Language of document :

Verzoek om een prejudiciële beslissing ingediend door het Landgericht Duisburg (Duitsland) op 7 december 2023 – FD / Mercedes-Benz Group AG

(Zaak C-751/23, Mercedes-Benz Group)

Procestaal: Duits

Verwijzende rechter

Landgericht Duisburg

Partijen in het hoofdgeding

Verzoekende partij: FD

Verwerende partij: Mercedes-Benz Group AG

Prejudiciële vragen

Kan de bevoegdheid van een burgerlijke rechtbank van een lidstaat van de Europese Unie om – wanneer voor een type motorvoertuig een EG-typegoedkeuring is verleend – aan de koper van een motorvoertuig dat volgens de fabrikant op basis van die EG-typegoedkeuring is vervaardigd en in de handel is gebracht, vorderingen tot schadevergoeding in het bijzonder tegen die verkoper of die fabrikant toe te wijzen op grond dat het voertuig in kwestie door bepaalde omstandigheden niet voldoet aan de bepalingen van het Unierecht wegens niet-overeenstemming met het goedgekeurde type en/of wegens onwettigheid van de EG-typegoedkeuring zelf, zonder dat na de afgifte van de EG-typegoedkeuring, op basis waarvan dat voertuig is vervaardigd en in de handel is gebracht, een van de instanties bedoeld in artikel 5, lid 2, tweede alinea, van verordening (EU) 2018/8581 een juridisch bindende verklaring heeft afgegeven dat het voertuig in kwestie wegens diezelfde omstandigheden en op diezelfde gronden, namelijk niet-overeenstemming met het goedgekeurde type en/of onwettigheid van de EG-typegoedkeuring zelf, niet voldoet aan de bepalingen van het Unierecht, uitgesloten of op zijn minst beperkt zijn?

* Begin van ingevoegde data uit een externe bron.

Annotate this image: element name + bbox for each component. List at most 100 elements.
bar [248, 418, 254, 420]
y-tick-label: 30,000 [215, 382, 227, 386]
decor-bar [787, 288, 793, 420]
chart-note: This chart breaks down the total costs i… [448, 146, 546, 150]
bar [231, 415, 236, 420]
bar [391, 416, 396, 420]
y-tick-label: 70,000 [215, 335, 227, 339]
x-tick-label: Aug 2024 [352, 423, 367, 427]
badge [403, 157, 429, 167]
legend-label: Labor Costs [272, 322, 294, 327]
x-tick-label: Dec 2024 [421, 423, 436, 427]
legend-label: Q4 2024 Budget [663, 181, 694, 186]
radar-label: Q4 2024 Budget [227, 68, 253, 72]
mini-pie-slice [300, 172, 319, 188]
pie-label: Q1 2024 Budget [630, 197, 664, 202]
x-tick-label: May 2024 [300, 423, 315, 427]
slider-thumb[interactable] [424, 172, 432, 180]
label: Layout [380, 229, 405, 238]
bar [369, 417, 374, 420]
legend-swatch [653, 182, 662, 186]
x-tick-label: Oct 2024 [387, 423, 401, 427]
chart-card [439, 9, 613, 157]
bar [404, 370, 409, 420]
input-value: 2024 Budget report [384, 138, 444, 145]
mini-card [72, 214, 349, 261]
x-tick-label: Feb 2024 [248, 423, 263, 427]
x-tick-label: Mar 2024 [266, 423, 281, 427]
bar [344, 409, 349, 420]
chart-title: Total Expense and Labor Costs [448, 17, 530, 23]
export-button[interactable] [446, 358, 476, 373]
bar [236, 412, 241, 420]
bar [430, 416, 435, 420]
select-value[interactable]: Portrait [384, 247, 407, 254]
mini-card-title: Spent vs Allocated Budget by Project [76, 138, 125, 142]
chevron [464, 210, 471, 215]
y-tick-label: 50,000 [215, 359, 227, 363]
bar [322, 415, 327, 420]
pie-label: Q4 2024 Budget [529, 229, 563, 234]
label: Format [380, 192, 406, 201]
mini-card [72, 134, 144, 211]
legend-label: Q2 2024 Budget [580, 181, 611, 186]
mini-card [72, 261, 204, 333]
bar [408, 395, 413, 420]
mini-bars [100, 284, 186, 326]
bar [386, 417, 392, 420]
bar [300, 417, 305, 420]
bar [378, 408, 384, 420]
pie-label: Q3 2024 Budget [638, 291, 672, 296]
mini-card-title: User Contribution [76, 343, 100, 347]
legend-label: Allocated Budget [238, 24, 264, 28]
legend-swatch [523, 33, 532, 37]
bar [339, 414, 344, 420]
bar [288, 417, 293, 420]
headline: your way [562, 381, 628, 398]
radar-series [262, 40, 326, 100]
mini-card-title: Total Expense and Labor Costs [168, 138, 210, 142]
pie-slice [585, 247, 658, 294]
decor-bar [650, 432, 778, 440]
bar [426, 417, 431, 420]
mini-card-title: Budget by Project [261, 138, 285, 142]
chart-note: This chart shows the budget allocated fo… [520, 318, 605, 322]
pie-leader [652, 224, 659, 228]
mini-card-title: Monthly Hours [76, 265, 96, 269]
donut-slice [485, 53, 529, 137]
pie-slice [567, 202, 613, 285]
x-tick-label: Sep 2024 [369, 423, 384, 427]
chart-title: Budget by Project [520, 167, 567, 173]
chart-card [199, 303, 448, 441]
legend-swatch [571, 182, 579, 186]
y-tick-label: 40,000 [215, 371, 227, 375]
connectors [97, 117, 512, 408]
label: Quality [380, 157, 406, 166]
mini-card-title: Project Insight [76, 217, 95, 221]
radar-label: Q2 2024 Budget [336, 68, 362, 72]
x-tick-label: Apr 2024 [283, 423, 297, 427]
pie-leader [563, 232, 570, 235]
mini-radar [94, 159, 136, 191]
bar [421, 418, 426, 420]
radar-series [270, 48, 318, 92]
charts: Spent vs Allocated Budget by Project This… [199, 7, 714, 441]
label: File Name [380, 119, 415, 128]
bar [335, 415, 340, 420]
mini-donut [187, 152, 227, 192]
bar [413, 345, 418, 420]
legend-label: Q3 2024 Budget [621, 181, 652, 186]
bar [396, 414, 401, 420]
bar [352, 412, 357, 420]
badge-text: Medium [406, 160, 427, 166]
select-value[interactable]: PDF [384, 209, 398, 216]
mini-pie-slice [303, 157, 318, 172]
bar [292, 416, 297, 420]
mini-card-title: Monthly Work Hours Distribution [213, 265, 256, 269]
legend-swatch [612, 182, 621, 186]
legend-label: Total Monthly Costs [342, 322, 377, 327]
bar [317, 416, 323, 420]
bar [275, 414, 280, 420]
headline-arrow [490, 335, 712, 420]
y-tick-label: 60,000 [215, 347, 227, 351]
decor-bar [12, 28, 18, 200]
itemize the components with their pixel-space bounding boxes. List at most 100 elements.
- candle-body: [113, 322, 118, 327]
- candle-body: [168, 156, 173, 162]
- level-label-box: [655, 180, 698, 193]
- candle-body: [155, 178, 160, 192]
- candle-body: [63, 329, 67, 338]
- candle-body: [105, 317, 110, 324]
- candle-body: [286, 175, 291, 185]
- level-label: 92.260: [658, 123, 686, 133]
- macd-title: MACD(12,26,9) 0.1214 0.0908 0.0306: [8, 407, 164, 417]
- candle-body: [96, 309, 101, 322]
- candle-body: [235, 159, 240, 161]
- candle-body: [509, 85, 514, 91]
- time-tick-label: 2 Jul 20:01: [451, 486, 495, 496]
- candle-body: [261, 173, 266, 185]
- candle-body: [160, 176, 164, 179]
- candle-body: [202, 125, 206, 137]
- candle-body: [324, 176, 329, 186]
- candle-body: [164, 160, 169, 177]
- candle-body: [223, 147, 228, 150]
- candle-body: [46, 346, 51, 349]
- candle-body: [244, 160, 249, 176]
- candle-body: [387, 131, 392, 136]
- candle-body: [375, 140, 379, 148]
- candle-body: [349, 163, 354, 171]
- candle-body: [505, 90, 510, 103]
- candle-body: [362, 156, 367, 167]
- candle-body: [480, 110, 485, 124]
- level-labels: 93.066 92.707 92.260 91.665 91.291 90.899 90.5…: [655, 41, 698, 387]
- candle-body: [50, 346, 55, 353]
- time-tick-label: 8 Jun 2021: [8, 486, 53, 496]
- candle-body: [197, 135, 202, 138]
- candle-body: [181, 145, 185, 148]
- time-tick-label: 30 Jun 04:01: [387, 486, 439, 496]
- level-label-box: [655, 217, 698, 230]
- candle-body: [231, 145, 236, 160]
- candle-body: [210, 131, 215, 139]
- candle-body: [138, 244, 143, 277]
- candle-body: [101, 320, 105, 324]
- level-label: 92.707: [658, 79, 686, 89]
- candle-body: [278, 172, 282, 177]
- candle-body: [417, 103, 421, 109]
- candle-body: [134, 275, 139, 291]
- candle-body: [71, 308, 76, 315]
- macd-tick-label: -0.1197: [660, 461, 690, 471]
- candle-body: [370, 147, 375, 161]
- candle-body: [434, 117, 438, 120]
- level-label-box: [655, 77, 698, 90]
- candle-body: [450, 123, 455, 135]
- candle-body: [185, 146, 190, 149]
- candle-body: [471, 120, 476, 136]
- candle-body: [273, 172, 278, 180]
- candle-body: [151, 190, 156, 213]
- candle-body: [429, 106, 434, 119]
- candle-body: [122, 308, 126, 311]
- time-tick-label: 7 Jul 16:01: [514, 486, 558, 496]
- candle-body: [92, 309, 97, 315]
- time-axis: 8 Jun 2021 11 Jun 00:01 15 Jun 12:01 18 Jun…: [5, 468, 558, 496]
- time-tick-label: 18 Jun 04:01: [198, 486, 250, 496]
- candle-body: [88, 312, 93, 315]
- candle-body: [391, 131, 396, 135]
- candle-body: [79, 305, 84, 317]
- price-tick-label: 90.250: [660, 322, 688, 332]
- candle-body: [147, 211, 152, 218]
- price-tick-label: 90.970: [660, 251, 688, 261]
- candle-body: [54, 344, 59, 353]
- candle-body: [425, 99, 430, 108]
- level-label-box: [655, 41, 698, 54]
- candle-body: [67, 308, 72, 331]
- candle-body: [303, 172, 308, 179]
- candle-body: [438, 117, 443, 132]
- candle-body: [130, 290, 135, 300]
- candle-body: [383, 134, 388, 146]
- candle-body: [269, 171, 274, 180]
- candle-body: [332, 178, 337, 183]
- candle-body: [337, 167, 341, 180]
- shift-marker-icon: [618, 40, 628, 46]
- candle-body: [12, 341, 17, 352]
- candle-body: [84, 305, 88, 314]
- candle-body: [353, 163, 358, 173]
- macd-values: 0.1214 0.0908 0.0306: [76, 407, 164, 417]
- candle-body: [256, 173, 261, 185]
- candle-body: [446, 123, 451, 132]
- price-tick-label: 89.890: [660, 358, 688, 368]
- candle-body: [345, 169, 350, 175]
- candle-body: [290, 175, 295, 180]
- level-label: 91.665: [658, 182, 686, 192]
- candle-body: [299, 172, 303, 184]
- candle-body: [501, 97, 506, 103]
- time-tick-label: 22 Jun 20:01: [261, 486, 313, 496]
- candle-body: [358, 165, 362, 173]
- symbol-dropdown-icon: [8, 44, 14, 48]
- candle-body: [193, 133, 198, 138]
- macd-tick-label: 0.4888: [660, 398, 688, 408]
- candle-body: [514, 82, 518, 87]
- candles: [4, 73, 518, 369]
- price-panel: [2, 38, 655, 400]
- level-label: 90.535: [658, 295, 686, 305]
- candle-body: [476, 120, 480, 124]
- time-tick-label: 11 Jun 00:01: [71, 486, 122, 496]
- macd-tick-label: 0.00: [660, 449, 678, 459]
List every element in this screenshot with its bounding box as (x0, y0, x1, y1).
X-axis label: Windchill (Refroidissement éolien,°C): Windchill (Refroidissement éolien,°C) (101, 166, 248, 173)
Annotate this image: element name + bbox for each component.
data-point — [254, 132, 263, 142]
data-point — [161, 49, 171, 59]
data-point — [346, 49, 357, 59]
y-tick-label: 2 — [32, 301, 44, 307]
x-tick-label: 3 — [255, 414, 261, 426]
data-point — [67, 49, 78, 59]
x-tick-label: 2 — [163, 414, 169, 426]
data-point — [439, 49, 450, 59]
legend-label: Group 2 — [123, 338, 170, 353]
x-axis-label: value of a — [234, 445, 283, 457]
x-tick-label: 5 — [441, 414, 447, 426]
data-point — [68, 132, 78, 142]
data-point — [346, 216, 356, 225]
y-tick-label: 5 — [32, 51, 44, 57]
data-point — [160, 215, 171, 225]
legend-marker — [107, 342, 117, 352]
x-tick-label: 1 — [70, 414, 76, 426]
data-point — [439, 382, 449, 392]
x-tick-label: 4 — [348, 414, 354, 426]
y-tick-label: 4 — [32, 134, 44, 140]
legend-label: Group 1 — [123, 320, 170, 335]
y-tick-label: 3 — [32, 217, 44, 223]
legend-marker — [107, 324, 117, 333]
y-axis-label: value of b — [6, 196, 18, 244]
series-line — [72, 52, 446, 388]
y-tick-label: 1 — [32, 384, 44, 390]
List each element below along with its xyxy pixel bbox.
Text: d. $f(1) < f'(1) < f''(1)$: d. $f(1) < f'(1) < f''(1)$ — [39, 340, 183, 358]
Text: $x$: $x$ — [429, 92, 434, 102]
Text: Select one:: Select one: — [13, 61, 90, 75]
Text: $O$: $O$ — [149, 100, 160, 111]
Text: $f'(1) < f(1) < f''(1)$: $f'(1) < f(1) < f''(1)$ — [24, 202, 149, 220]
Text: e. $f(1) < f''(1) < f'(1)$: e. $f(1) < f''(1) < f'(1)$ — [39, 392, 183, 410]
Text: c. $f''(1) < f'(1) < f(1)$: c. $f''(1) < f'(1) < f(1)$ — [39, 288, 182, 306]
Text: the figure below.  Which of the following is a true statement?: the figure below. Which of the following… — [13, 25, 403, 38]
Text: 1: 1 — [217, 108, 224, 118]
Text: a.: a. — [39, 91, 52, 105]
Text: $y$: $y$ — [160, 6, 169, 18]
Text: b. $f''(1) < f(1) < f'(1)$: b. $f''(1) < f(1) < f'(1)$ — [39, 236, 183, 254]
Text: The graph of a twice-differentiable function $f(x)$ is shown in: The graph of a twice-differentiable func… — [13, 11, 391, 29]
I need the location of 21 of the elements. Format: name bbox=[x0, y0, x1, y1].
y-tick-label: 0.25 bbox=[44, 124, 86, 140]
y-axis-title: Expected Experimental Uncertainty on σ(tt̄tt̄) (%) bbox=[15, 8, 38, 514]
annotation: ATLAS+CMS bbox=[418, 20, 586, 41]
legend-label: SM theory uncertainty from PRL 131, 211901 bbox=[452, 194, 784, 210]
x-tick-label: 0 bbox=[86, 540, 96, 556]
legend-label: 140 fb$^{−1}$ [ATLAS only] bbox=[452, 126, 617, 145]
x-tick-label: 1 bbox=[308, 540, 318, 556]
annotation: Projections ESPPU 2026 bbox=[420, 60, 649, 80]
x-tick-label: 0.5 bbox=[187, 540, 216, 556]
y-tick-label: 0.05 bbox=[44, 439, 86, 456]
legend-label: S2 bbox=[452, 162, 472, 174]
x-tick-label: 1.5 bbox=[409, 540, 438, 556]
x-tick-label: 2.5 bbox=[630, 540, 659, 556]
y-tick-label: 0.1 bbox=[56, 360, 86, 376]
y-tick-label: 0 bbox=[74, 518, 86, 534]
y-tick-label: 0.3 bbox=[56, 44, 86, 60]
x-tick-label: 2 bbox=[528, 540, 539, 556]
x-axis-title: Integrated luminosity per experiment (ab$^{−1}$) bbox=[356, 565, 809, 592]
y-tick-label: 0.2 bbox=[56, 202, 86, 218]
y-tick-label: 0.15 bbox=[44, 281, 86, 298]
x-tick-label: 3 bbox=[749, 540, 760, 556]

Indien vraag 1 bevestigend moet worden beantwoord:

In precies welke dergelijke gevallen en in precies welke mate is het burgerlijke rechtbanken van een lidstaat niet toegestaan om aan de koper van een motorvoertuig dat volgens de fabrikant op basis van die EG-typegoedkeuring is vervaardigd en in de handel is gebracht, vorderingen tot schadevergoeding in het bijzonder tegen die verkoper en/of die fabrikant toe te wijzen op grond dat het voertuig in kwestie door bepaalde omstandigheden niet voldoet aan de bepalingen van het Unierecht wegens niet-overeenstemming met het goedgekeurde type en/of wegens onwettigheid van de EG-typegoedkeuring zelf?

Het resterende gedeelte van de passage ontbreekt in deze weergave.